Recomienda otra vez a Mick que salga de la ciudad y se marcha a ver al doctor Theodore Cole.
Piolín está en la oficina del CCD, mirándose la rodilla hinchada. Tiene mala pinta: da toda la impresión de que no va a poder ir a la sala de pesas por un tiempo bastante largo.
—Será mejor que te llevemos al hospital —dice Dan.
Piolín está cabizbajo:
—No tengo seguro de enfermedad.
—No hay problema —dice Dan—. Te tengo cubierto. Vamos.
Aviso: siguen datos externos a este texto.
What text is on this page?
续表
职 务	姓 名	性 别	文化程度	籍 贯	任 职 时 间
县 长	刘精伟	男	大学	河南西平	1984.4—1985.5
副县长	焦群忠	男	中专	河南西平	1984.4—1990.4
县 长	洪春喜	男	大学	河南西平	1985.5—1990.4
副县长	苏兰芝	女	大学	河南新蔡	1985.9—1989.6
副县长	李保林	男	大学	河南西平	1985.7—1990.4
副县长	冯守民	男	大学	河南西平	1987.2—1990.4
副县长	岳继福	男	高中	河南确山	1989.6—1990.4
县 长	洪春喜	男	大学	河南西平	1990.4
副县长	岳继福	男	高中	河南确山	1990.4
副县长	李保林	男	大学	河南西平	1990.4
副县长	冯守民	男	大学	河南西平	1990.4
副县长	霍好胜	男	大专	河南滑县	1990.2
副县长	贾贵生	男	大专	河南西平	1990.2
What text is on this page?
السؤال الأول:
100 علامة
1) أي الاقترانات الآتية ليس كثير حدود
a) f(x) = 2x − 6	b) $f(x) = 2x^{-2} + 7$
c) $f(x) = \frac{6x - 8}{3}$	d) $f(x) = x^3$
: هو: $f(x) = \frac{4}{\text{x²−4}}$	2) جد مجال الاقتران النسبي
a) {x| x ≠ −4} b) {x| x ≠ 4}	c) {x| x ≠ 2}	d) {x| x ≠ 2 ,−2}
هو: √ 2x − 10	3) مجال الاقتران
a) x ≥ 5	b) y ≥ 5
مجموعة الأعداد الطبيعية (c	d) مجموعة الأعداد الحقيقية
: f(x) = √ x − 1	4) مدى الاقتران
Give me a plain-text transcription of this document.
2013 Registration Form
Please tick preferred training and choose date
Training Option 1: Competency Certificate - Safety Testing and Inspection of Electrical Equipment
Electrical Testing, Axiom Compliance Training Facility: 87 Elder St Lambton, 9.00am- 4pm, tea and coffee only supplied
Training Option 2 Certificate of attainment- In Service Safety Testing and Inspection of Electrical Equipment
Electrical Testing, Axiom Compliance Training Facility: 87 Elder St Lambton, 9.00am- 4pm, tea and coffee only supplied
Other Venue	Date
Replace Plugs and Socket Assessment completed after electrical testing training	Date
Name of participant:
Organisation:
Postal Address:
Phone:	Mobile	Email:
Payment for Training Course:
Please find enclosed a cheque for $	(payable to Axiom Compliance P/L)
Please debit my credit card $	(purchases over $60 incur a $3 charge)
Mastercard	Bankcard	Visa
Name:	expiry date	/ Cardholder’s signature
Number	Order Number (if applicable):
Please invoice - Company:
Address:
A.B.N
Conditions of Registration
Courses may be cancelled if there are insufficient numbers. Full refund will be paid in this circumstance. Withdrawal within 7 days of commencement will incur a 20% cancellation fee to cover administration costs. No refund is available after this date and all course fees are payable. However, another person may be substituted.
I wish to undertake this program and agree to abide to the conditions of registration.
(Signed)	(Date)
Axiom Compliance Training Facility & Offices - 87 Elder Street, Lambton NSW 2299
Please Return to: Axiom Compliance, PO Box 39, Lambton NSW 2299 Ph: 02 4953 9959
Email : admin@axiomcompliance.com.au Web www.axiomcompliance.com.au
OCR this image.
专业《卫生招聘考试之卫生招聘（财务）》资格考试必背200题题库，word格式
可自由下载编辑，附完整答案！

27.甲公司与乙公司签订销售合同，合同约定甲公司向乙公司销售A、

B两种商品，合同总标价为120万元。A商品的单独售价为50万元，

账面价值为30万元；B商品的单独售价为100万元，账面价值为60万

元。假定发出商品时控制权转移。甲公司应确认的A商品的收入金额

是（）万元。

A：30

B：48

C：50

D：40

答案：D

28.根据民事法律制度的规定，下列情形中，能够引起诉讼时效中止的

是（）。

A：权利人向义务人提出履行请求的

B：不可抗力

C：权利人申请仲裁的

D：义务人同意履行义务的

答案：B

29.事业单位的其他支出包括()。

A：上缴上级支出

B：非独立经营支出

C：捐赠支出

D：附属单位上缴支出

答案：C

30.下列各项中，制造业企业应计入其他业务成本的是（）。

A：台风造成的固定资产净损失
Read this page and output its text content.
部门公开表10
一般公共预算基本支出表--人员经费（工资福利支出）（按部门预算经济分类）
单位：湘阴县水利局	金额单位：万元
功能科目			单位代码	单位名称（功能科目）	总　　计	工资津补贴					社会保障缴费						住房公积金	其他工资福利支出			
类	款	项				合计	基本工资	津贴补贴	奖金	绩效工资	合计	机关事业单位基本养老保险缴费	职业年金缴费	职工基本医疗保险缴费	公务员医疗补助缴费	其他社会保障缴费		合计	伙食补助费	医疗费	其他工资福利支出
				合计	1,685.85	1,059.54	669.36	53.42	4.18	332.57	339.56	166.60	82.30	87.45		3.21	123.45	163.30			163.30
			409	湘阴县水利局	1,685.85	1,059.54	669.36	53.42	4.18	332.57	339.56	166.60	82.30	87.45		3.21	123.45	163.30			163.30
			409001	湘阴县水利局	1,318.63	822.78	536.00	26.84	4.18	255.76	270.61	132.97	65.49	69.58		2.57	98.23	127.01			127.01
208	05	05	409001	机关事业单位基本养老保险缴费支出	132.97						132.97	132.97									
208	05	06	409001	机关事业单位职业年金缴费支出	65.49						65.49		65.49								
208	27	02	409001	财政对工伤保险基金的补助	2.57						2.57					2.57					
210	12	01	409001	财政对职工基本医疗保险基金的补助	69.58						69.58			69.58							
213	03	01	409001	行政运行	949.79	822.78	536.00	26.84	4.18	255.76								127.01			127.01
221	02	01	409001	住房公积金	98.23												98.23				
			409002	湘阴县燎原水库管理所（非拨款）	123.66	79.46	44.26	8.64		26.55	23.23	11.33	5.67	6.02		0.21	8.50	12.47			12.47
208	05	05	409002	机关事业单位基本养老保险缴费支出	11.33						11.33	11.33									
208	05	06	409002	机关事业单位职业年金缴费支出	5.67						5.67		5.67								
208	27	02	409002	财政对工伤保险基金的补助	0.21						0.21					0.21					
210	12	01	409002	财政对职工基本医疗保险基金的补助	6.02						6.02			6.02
Dan y el segurata ayudan a Piolín a ponerse en pie, lo llevan afuera y lo sientan en el asiento delantero de un Ford Explorer. El segurata se sienta al volante. Dan introduce con suavidad los pies de Piolín en el vehículo y se sube al asiento trasero.
—Voy a matar a ese cabrón de Daniels —dice Piolín.
—Ya lo haremos por ti —dice Dan.
Indica al segurata que se dirija hacia el sur por la 15, hacia el Hospital Sharp, el servicio de urgencias más próximo.
—Joder, tíos —dice Piolín—, ¿alguno tiene una píldora de vicodina o de oxicodeína? Necesito algo para matar el dolor.
Dan le pone una pistola calibre 22 en la nuca y aprieta el gatillo dos veces.
—Esto servirá —dice.
«Capullo idiota hinchado de esteroides, esto te pasa por equivocarte de tía.»
—¿Has pegado una cabezada? —le pregunta Petra cuando Boone regresa a la camioneta.